En el campo informativo, no hay improvisación. La sincronización entre la acción militar, la adopción del término “narcoterrorismo” y su repercusión inmediata en agencias internacionales sigue el guion clásico de las guerras híbridas. Se crea el caos, se nombra al enemigo, se internacionaliza el conflicto y se exige legitimidad para medidas excepcionales. Brasil aparece entonces como un país que ha perdido el control de su territorio, abriendo camino a la injerencia externa. El lenguaje precede a la política, y el dominio de las palabras se convierte en dominio del territorio.
Desde esta perspectiva, la retórica de Cláudio Castro sirve no solo al bolsonarismo local, sino también a intereses externos. Al importar el léxico del “narcoterrorismo”, el gobierno fluminense se alinea con una estrategia más amplia de seguridad hemisférica que reactiva la antigua Doctrina Monroe, ahora bajo el disfraz de “cooperación antiterrorista”. Se trata de un movimiento sutil, pero eficaz, de reaproximación con la política de seguridad de los Estados Unidos, que históricamente ha utilizado la narrativa del narcotráfico para justificar intervenciones en América Latina. Cuando una autoridad brasileña llama “narcoterroristas” a las facciones criminales, introduce al país en una categoría geopolítica peligrosa: la de territorio inestable, susceptible de tutela extranjera.

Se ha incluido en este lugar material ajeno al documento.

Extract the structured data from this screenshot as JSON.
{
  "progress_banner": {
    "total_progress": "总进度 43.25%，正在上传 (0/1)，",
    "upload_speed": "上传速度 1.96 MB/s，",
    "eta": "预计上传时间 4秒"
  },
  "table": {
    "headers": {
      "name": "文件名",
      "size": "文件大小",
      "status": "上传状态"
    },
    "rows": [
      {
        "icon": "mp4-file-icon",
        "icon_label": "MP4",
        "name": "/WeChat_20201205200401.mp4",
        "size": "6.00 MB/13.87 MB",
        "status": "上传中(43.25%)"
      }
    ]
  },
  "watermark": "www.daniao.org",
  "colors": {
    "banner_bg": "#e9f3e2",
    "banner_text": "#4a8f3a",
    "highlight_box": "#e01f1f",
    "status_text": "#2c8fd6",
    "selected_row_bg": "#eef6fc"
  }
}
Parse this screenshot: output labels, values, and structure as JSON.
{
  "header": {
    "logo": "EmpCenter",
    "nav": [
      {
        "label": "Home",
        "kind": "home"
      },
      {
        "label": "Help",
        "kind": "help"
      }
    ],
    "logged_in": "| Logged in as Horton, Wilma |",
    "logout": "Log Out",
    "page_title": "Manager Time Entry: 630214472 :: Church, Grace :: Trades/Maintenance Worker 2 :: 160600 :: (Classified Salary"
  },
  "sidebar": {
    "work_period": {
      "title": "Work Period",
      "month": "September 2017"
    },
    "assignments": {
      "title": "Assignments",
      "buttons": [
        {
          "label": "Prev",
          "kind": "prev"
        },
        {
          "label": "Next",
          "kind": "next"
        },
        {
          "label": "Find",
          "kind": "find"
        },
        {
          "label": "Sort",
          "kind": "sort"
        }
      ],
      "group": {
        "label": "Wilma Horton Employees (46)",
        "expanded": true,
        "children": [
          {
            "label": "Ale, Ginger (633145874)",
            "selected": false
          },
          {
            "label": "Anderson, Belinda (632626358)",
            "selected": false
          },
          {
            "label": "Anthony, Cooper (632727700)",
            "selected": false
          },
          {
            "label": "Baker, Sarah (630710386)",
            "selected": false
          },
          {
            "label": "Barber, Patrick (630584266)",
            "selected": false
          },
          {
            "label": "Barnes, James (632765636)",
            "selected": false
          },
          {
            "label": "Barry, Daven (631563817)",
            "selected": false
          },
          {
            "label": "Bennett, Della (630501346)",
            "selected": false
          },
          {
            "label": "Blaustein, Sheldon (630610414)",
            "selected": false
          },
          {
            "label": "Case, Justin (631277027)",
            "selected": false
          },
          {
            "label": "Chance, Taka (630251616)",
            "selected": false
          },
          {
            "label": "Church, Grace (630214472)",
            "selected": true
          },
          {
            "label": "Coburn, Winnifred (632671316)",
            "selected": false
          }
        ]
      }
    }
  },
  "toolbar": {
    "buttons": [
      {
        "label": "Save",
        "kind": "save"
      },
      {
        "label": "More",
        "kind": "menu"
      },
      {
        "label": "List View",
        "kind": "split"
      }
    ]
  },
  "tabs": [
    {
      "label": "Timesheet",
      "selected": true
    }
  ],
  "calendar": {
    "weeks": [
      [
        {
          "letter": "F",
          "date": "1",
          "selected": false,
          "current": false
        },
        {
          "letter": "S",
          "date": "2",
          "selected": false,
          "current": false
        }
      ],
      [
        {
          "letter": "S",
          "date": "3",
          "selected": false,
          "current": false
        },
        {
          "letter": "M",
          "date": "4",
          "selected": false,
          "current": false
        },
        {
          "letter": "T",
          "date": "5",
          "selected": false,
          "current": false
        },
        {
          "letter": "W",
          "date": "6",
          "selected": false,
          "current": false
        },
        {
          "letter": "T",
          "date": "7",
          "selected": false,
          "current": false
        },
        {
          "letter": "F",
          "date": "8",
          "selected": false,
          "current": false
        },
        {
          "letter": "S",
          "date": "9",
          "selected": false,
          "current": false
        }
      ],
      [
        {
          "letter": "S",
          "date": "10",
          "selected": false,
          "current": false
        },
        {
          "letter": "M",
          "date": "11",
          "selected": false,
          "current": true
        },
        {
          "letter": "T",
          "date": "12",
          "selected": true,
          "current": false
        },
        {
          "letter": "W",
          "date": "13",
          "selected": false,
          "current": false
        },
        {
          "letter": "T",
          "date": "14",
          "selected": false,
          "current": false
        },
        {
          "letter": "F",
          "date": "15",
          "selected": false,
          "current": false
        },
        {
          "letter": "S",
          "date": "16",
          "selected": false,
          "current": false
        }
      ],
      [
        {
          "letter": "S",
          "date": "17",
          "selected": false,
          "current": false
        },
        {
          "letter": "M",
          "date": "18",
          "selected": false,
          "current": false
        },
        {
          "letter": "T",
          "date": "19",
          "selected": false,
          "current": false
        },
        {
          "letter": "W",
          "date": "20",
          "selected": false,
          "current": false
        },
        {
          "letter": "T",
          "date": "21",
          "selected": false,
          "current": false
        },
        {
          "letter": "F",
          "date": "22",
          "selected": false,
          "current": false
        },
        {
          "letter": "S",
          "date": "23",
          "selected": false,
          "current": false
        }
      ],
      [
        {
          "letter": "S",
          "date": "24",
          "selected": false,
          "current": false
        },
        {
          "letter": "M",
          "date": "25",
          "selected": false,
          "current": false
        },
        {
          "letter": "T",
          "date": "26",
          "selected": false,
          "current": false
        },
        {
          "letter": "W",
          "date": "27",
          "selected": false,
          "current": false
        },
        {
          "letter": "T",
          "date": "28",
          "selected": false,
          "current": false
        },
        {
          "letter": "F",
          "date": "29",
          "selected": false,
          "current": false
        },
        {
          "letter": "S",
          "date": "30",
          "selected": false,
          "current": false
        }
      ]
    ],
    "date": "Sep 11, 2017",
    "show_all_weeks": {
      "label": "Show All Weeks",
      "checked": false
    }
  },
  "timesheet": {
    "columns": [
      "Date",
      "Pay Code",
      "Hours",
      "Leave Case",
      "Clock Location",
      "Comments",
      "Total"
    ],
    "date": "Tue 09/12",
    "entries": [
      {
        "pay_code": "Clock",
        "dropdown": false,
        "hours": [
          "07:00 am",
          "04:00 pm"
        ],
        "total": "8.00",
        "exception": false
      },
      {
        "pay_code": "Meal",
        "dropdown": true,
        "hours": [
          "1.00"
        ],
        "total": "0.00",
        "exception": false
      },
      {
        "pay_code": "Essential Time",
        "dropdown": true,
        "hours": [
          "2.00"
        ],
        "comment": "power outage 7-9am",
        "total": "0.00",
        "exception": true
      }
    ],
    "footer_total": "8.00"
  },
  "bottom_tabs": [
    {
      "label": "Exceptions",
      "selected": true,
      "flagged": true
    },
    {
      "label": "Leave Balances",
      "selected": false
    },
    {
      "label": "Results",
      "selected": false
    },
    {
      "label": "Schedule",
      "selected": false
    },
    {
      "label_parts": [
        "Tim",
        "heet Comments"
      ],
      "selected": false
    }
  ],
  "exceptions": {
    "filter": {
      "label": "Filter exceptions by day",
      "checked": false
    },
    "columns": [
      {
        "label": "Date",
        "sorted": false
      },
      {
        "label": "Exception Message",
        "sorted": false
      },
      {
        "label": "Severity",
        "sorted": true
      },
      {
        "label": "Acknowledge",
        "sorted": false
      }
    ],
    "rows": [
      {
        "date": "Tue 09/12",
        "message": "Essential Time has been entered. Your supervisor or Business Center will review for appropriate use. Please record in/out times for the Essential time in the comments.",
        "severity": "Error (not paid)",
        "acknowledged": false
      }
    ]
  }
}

La consecuencia inmediata de este encuadre es la erosión de la soberanía. Una vez asociada a la guerra global contra el terrorismo, la política de seguridad brasileña se vuelve vulnerable a presiones externas y condicionamientos diplomáticos. Bajo la lógica de la “amenaza hemisférica”, Brasil se ve obligado a aceptar programas de cooperación, espionaje e inteligencia bajo supervisión internacional. La operación en Río, por lo tanto, no solo elimina vidas, sino que también debilita la autonomía nacional al legitimar la presencia de agendas externas en el ámbito de la seguridad pública.
Mientras tanto, lo que se observa en las favelas es el resultado concreto de esta política. Escuelas y centros de salud cerrados, transporte interrumpido, vecinos aterrorizados, cuerpos apilados en las calles. La operación que prometía devolver la paz sumergió a las comunidades en un clima de guerra permanente. Y, como en otros episodios similares, las víctimas son en su mayoría jóvenes negros y pobres. El discurso del orden sirve de fachada a una política eugenésica y selectiva que decide quién debe morir para que el Estado parezca fuerte.
La guerra urbana en Río de Janeiro, vendida como acción contra el crimen, es en realidad un mecanismo de control social y un proyecto de poder. Al sustituir la política pública por operaciones militares, el Estado renuncia a su función protectora y convierte el territorio en un campo de demostración de fuerza. El espectáculo de la guerra cumple así una doble función: consolida narrativas autoritarias en el plano interno y debilita la soberanía nacional en el plano externo.
Lo que Brasil presenció esta semana no fue solo una operación policial. Fue una escenificación del poder. Un intento de imponer el miedo como forma de gobierno y de normalizar la excepción como política. El verdadero objetivo no es el narcotráfico, sino la democracia. El enemigo no es el crimen, sino el pueblo. Y cuando el miedo se institucionaliza como método, el país deja de ser gobernado por leyes y pasa a ser regido por el espectáculo.